WHY: It's a pretty weak weekend for 35mm film screenings in Frisco Bay, believe it or not. The Castro is given over to the all-digital Good Vibrations Erotic Short Film Competition tonight and digitally-projected Sing-A-Long Sound Of Music the rest of the weekend. The Pacific Film Archive is screening its own 35mm print of the Hong Kong New Wave landmark The Arch Sunday and an imported print of Fassbinder's Why Does Herr R. Run Amok? tonight, but the latter is surely the same moderately scratched, extremely color-faded print I saw at Yerba Buena Center For The Arts last month. Otherwise it's showing Fassbinder's Despair on Blu-Ray and turning over the rest of the weekend to 2K & 4K digital presentations of classic films known for their great photochemical-era cinematography. At least Sony archivist Grover Crisp will be on hand to defend DCP as a format for the Saturday showings of Louis Malle's Alamo Bay and Scorsese's Taxi Driver. I hope he's asked some pointed questions.

But there are bright spots for 35mm-goers besides The Arch: YBCA is showing Querelle on 35mm Sunday (quality of print unknown), the 4-Star is giving the brand-new, shot-on-film 12 Years a Slave what I believe to be it's first local 35mm showings, and there's always the Stanford, which is wonderfully old-fashioned enough not to have the capability of screening anything digitally. Nor does it have the capability of selling advance tickets online or by phone, so if you want to ensure a seat at its annual, always-sold-out Christmas Eve screening of It's A Wonderful Life, you'll have to make your way to the theatre box office sometime shortly after tickets go on sale tomorrow. While you're there, why not catch a great film or two? Preston Sturges's closest-to-canonized classic Sullivan's Travels screening with my personal favorite Marx Brothers picture Horse Feathers? You can't go wrong.

HOW: Both films on the double-bill screen in 35mm as always at this venue.

Thursday, November 28, 2013

Monkey Business (1931)

WHO: Groucho, Chico, Harpo and Zeppo Marx star in this.

WHAT: When people talk about the pre-code gangster films Hollywood brewed out of the early-1930s confluence of Prohibtion, the Depression, and the sudden celebrity status of the likes of Al Capone and John Dillinger, they always seem to leave out this film. The first Marx Brothers movie conceived of for the silver screen (as the prior The Cocoanuts and Animal Crackers has been based on stage shows) is perhaps more often thought of as "the one on a ship" than "the one with gangsters" but the latter form a key part of the film's completely unimportant plot. Just because it's an absurd comedy doesn't mean it shouldn't go down with other 1931 films like Little Caesar and The Public Enemy as important films made before the Lindbergh Baby kidnapping turned Hollywood away from  on-screen gangster depictions for a while. It' not for nothing that the illustrious Dave Kehr once decribed the comic aspects of Howard Hawks's Scarface by invoking the image of "Chico Marx let loose with a live machine gun."
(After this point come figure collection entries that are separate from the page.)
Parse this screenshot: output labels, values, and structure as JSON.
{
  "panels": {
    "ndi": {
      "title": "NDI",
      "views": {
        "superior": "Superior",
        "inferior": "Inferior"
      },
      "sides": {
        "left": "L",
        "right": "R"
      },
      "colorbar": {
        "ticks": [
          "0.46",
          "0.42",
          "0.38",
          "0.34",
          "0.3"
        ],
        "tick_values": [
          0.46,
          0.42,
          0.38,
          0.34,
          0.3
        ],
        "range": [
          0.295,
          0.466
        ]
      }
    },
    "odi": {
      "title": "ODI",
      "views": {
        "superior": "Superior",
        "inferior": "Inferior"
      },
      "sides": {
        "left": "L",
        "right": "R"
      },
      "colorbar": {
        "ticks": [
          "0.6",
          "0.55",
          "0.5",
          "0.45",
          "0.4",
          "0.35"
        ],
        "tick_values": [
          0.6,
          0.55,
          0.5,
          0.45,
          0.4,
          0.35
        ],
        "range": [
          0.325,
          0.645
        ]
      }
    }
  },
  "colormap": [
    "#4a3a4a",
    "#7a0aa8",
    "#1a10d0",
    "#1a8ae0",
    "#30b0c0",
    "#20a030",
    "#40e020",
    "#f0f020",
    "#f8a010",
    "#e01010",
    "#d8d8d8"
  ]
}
WHERE/WHEN: Today through Sunday at the Stanford Theatre at 6:00 & 9:15.

WHY: Happy Thanksgiving and Hannukah. You've probably already heard about how an unusually late-in-month Thanksgiving and an unusually early-in-Gregorian-year Hannukah have converged today for the first time since the nineteenth century, making for a once-in-lifetime double holiday. Being a goy myself, I'm not one to proscribe holiday traditions, but if a rabbi says watching Marx Brothers movies is a good way to celebrate Hannukah, I'm happy to pass it along.

Thanksgiving being a big moviegoing day to begin with, there's few classic comedy masterpieces that seem as well-suited to the holiday as The Lady Eve, with its uproariously funny banquet set piece. The pairing of Monkey Business on a double-bill with an equally ship-board and crook-filled comedy  seems so perfect that I almost wonder if the Stanford noticed the Thanksgiving/Hannukah collision on the calendar and decided to build its current Preston Sturges/Marx Brothers series inspired by it.

HOW: 35mm as always at the Stanford.